Immediately after the Olympics, Pratt withdrew from competitive sports for two years. As a member of the Church of Jesus Christ of Latter-day Saints (LDS Church), he volunteered for a mission preaching the gospel of Christ and serving the people in Torreón, Mexico.

==Brigham Young University and professional career==
In 2003, Pratt began school at Brigham Young University. That year, he was the Mountain West Conference Champion and a finalist in the Pan American Games in the Dominican Republic. In 2004, he married Lisa Antonelli, a fellow BYU track athlete and All-American. In 2005, he became the NCAA National Champion and a finalist in the World University Games in İzmir, Turkey.

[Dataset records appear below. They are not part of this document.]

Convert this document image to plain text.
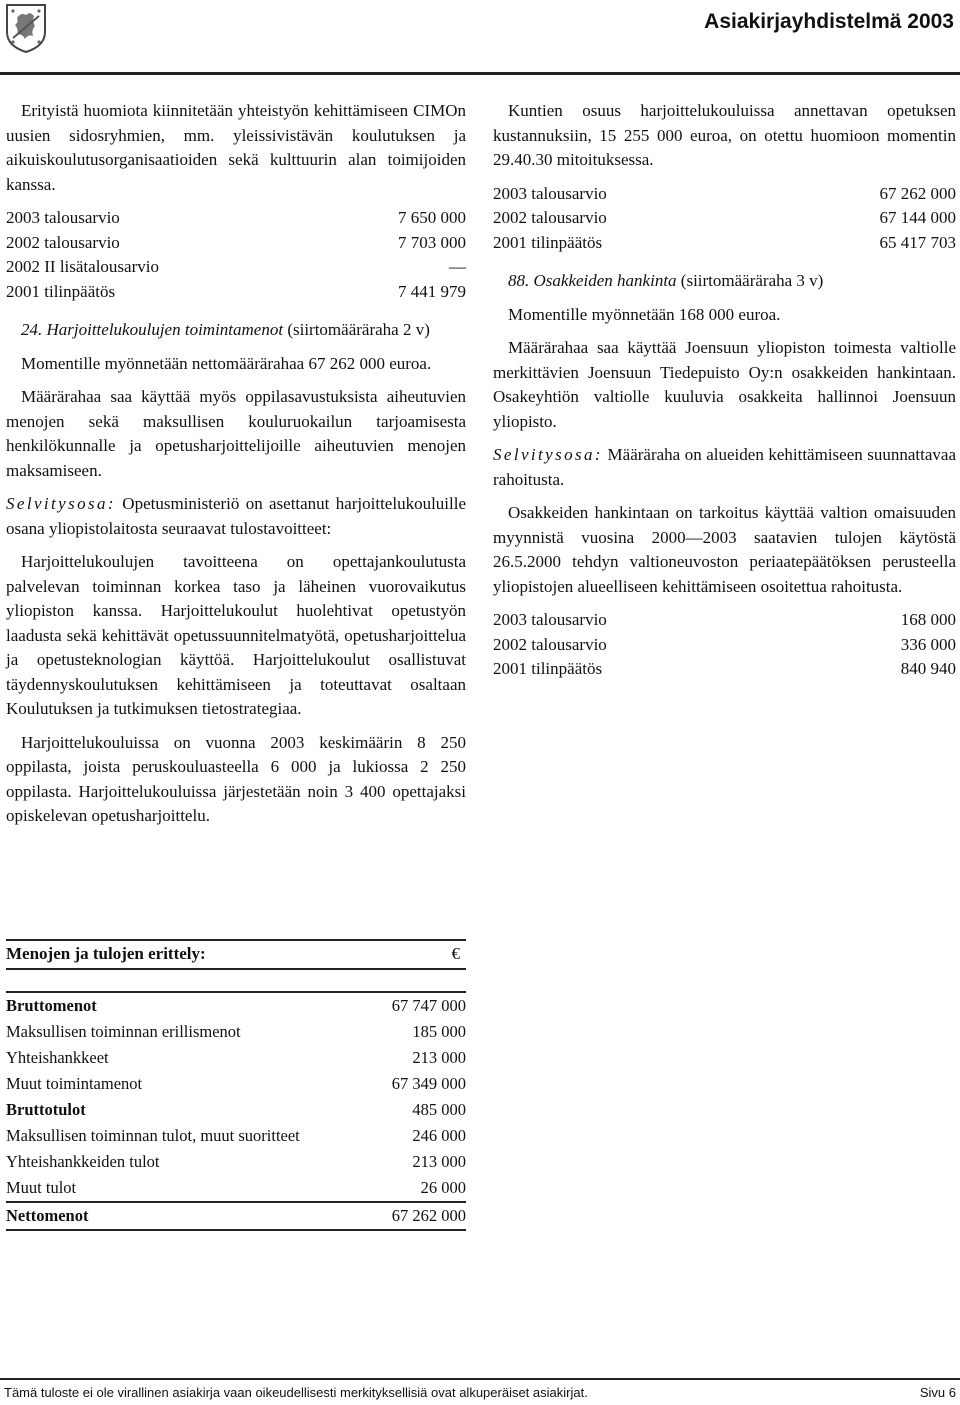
Asiakirjayhdistelmä 2003

Erityistä huomiota kiinnitetään yhteistyön kehittämiseen CIMOn uusien sidosryhmien, mm. yleissivistävän koulutuksen ja aikuiskoulutusorganisaatioiden sekä kulttuurin alan toimijoiden kanssa.

2003 talousarvio	7 650 000
2002 talousarvio	7 703 000
2002 II lisätalousarvio	—
2001 tilinpäätös	7 441 979

24. Harjoittelukoulujen toimintamenot (siirtomääräraha 2 v)

Momentille myönnetään nettomäärärahaa 67 262 000 euroa.

Määrärahaa saa käyttää myös oppilasavustuksista aiheutuvien menojen sekä maksullisen kouluruokailun tarjoamisesta henkilökunnalle ja opetusharjoittelijoille aiheutuvien menojen maksamiseen.

Selvitysosa: Opetusministeriö on asettanut harjoittelukouluille osana yliopistolaitosta seuraavat tulostavoitteet:

Harjoittelukoulujen tavoitteena on opettajankoulutusta palvelevan toiminnan korkea taso ja läheinen vuorovaikutus yliopiston kanssa. Harjoittelukoulut huolehtivat opetustyön laadusta sekä kehittävät opetussuunnitelmatyötä, opetusharjoittelua ja opetusteknologian käyttöä. Harjoittelukoulut osallistuvat täydennyskoulutuksen kehittämiseen ja toteuttavat osaltaan Koulutuksen ja tutkimuksen tietostrategiaa.

Harjoittelukouluissa on vuonna 2003 keskimäärin 8 250 oppilasta, joista peruskouluasteella 6 000 ja lukiossa 2 250 oppilasta. Harjoittelukouluissa järjestetään noin 3 400 opettajaksi opiskelevan opetusharjoittelu.

Menojen ja tulojen erittely:	€
Bruttomenot	67 747 000
Maksullisen toiminnan erillismenot	185 000
Yhteishankkeet	213 000
Muut toimintamenot	67 349 000
Bruttotulot	485 000
Maksullisen toiminnan tulot, muut suoritteet	246 000
Yhteishankkeiden tulot	213 000
Muut tulot	26 000
Nettomenot	67 262 000

Kuntien osuus harjoittelukouluissa annettavan opetuksen kustannuksiin, 15 255 000 euroa, on otettu huomioon momentin 29.40.30 mitoituksessa.

2003 talousarvio	67 262 000
2002 talousarvio	67 144 000
2001 tilinpäätös	65 417 703

88. Osakkeiden hankinta (siirtomääräraha 3 v)

Momentille myönnetään 168 000 euroa.

Määrärahaa saa käyttää Joensuun yliopiston toimesta valtiolle merkittävien Joensuun Tiedepuisto Oy:n osakkeiden hankintaan. Osakeyhtiön valtiolle kuuluvia osakkeita hallinnoi Joensuun yliopisto.

Selvitysosa: Määräraha on alueiden kehittämiseen suunnattavaa rahoitusta.

Osakkeiden hankintaan on tarkoitus käyttää valtion omaisuuden myynnistä vuosina 2000—2003 saatavien tulojen käytöstä 26.5.2000 tehdyn valtioneuvoston periaatepäätöksen perusteella yliopistojen alueelliseen kehittämiseen osoitettua rahoitusta.

2003 talousarvio	168 000
2002 talousarvio	336 000
2001 tilinpäätös	840 940
Tämä tuloste ei ole virallinen asiakirja vaan oikeudellisesti merkityksellisiä ovat alkuperäiset asiakirjat.	Sivu 6
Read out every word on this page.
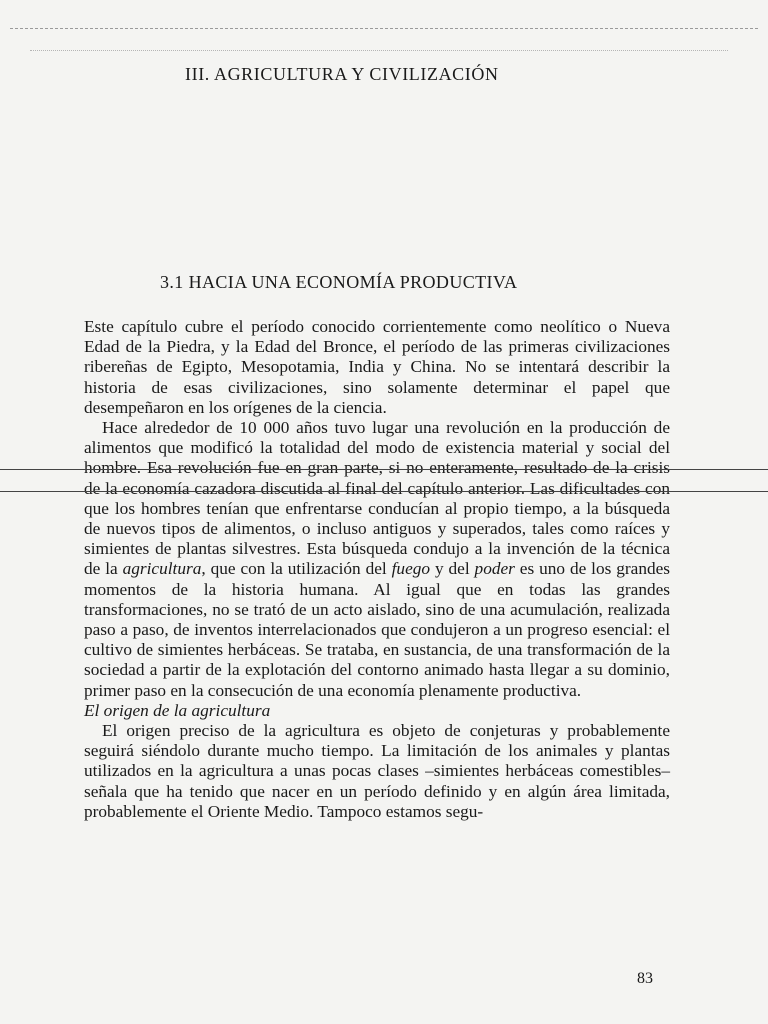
III. AGRICULTURA Y CIVILIZACIÓN
3.1 HACIA UNA ECONOMÍA PRODUCTIVA

Este capítulo cubre el período conocido corrientemente como neolítico o Nueva Edad de la Piedra, y la Edad del Bronce, el período de las primeras civilizaciones ribereñas de Egipto, Mesopotamia, India y China. No se intentará describir la historia de esas civilizaciones, sino solamente determinar el papel que desempeñaron en los orígenes de la ciencia.

Hace alrededor de 10 000 años tuvo lugar una revolución en la producción de alimentos que modificó la totalidad del modo de existencia material y social del hombre. Esa revolución fue en gran parte, si no enteramente, resultado de la crisis de la economía cazadora discutida al final del capítulo anterior. Las dificultades con que los hombres tenían que enfrentarse conducían al propio tiempo, a la búsqueda de nuevos tipos de alimentos, o incluso antiguos y superados, tales como raíces y simientes de plantas silvestres. Esta búsqueda condujo a la invención de la técnica de la agricultura, que con la utilización del fuego y del poder es uno de los grandes momentos de la historia humana. Al igual que en todas las grandes transformaciones, no se trató de un acto aislado, sino de una acumulación, realizada paso a paso, de inventos interrelacionados que condujeron a un progreso esencial: el cultivo de simientes herbáceas. Se trataba, en sustancia, de una transformación de la sociedad a partir de la explotación del contorno animado hasta llegar a su dominio, primer paso en la consecución de una economía plenamente productiva.

El origen de la agricultura

El origen preciso de la agricultura es objeto de conjeturas y probablemente seguirá siéndolo durante mucho tiempo. La limitación de los animales y plantas utilizados en la agricultura a unas pocas clases –simientes herbáceas comestibles– señala que ha tenido que nacer en un período definido y en algún área limitada, probablemente el Oriente Medio. Tampoco estamos segu-

83
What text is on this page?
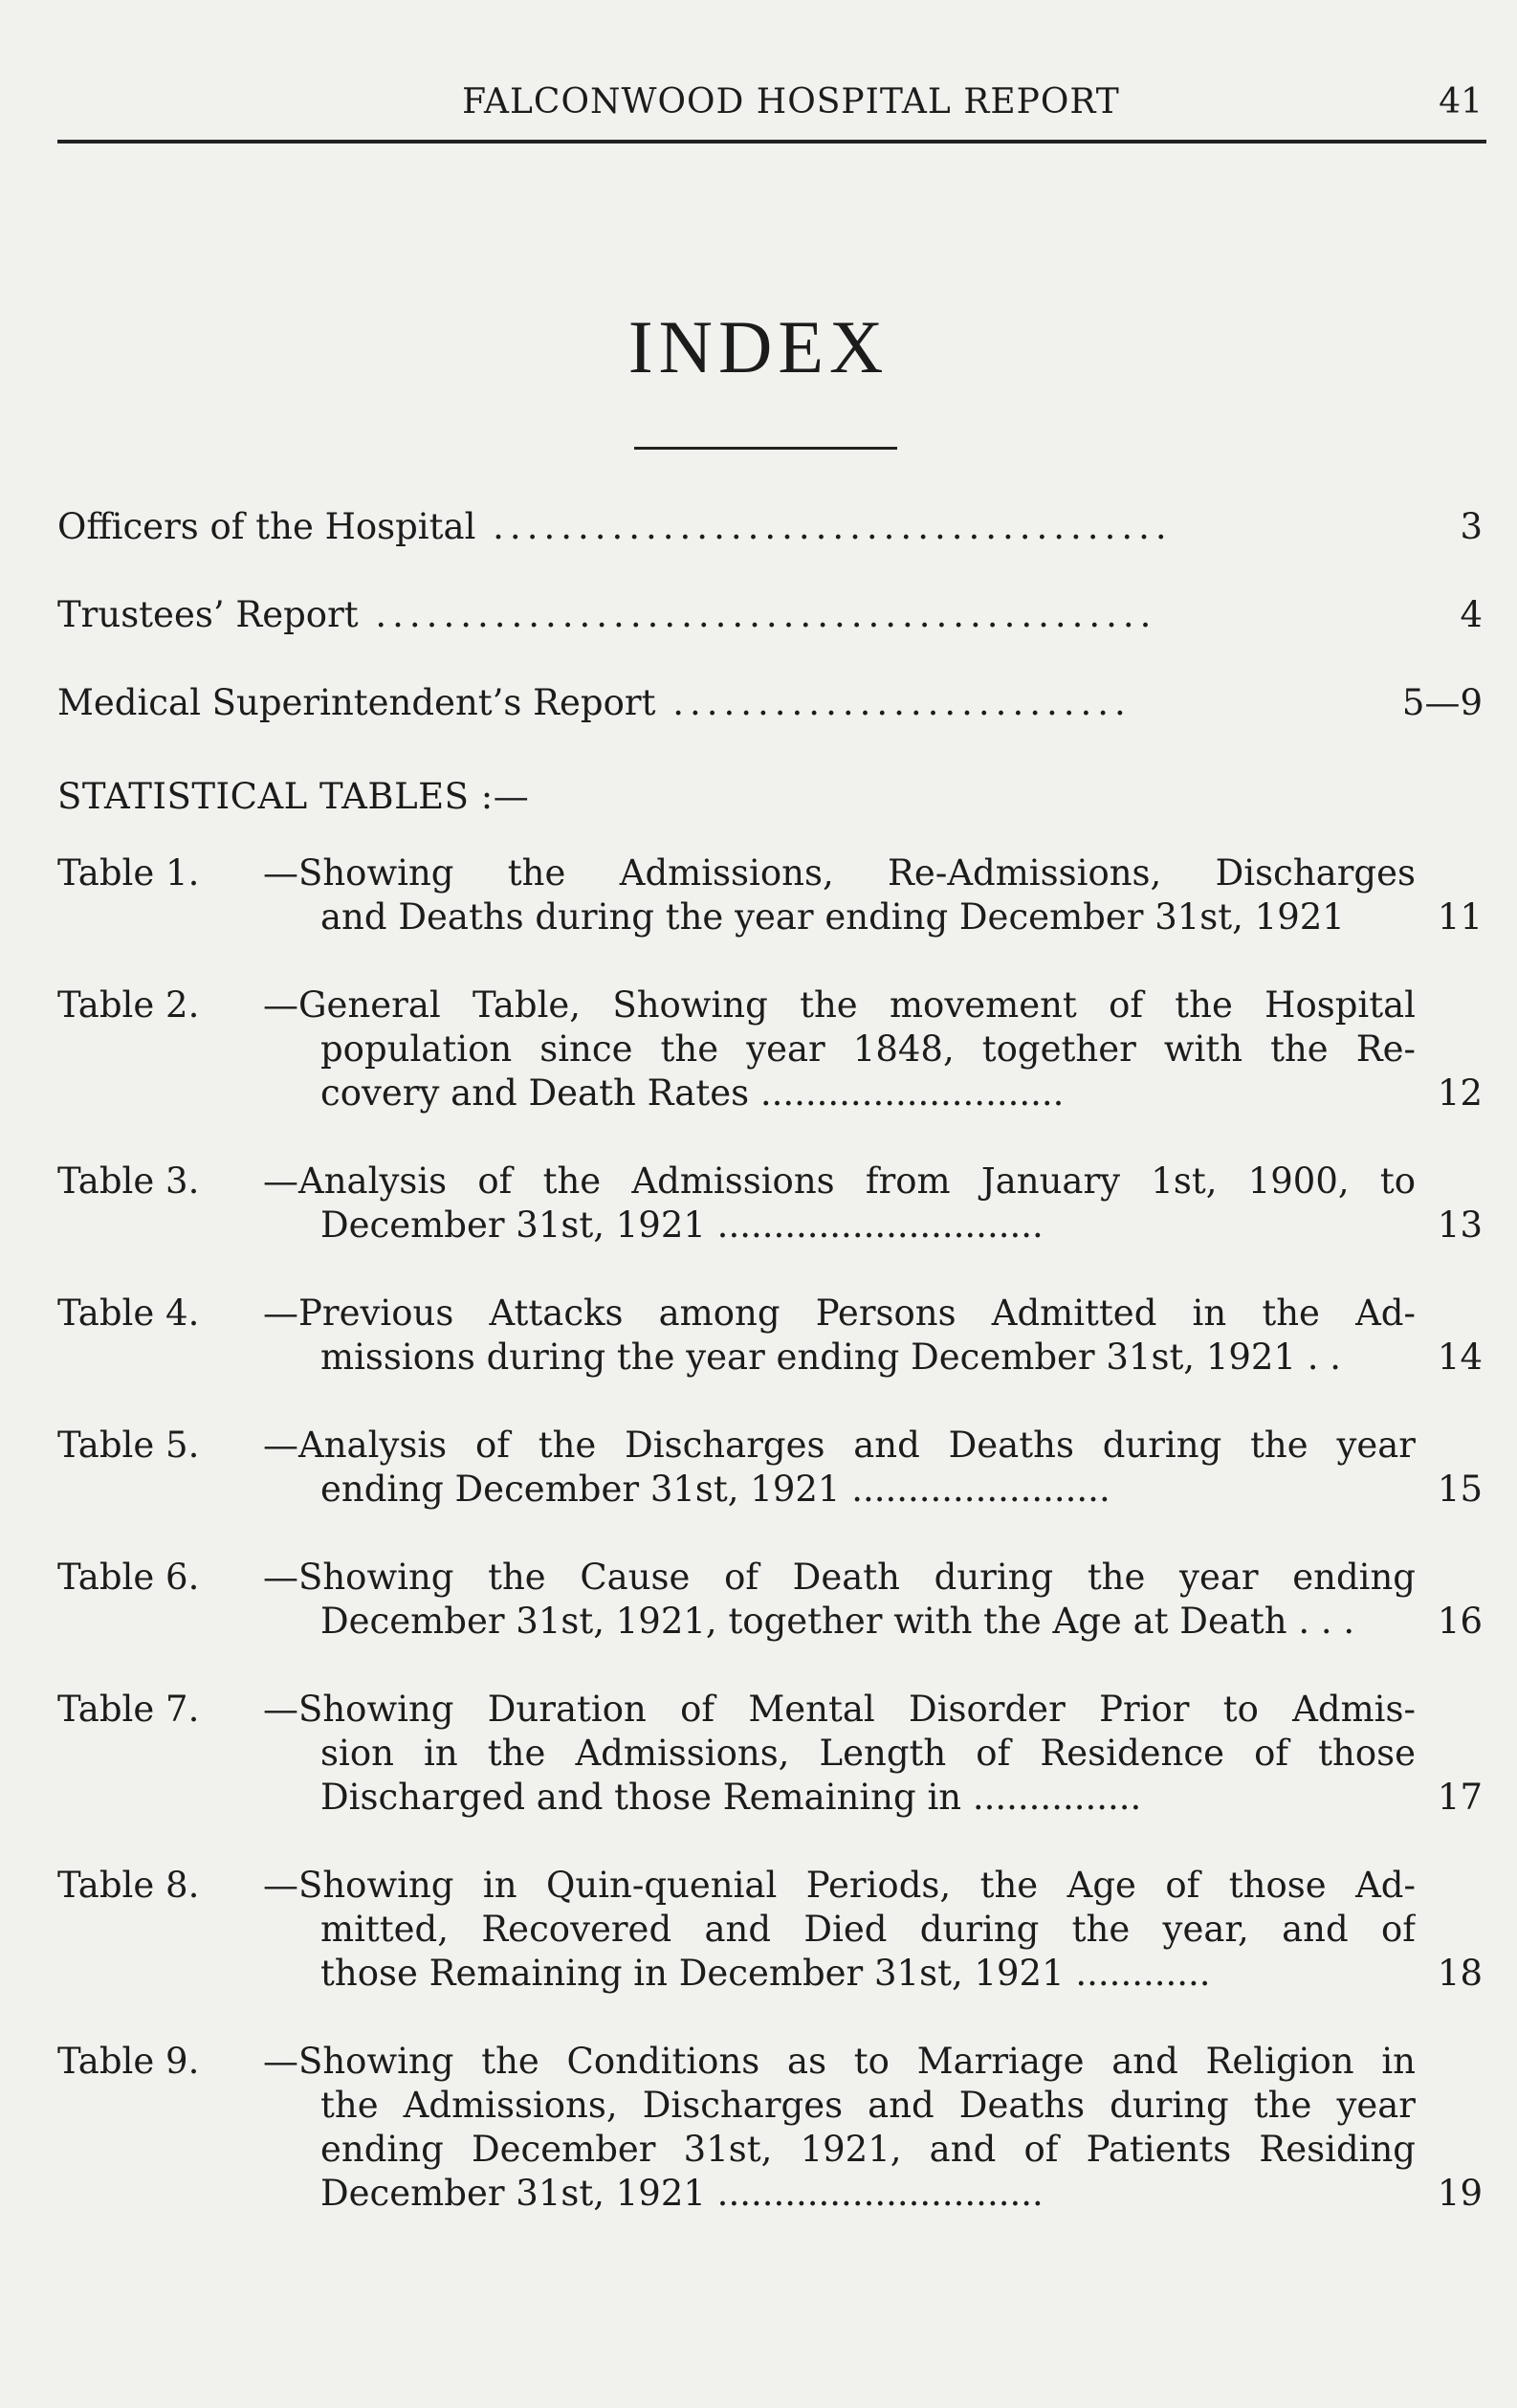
FALCONWOOD HOSPITAL REPORT	41
INDEX
Officers of the Hospital ........................................	3
Trustees’ Report ..............................................	4
Medical Superintendent’s Report ...........................	5—9
STATISTICAL TABLES :—
Table 1.	—Showing the Admissions, Re-Admissions, Discharges
and Deaths during the year ending December 31st, 1921	11
Table 2.	—General Table, Showing the movement of the Hospital
population since the year 1848, together with the Re-
covery and Death Rates ...........................	12
Table 3.	—Analysis of the Admissions from January 1st, 1900, to
December 31st, 1921 .............................	13
Table 4.	—Previous Attacks among Persons Admitted in the Ad-
missions during the year ending December 31st, 1921 . .	14
Table 5.	—Analysis of the Discharges and Deaths during the year
ending December 31st, 1921 .......................	15
Table 6.	—Showing the Cause of Death during the year ending
December 31st, 1921, together with the Age at Death . . .	16
Table 7.	—Showing Duration of Mental Disorder Prior to Admis-
sion in the Admissions, Length of Residence of those
Discharged and those Remaining in ...............	17
Table 8.	—Showing in Quin-quenial Periods, the Age of those Ad-
mitted, Recovered and Died during the year, and of
those Remaining in December 31st, 1921 ............	18
Table 9.	—Showing the Conditions as to Marriage and Religion in
the Admissions, Discharges and Deaths during the year
ending December 31st, 1921, and of Patients Residing
December 31st, 1921 .............................	19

In 2006, Pratt jumped a personal best of 18 ft 8.25 in and finished the indoor season with a world ranking of sixteenth, according to the International Association of Athletics Federations. He was the runner-up in both the indoor and outdoor NCAA National Championships, and he claimed his first senior title in a major international championship by winning the Central American and Caribbean Games, breaking the Games record in the process. Additionally, he was named to the 2006 IAAF World Cup Team to represent the Americas, where he finished in ninth place. In 2007, Pratt became a semi-finalist at the World Championships in Osaka, Japan and a finalist in the Pan American Games in Rio de Janeiro, Brazil.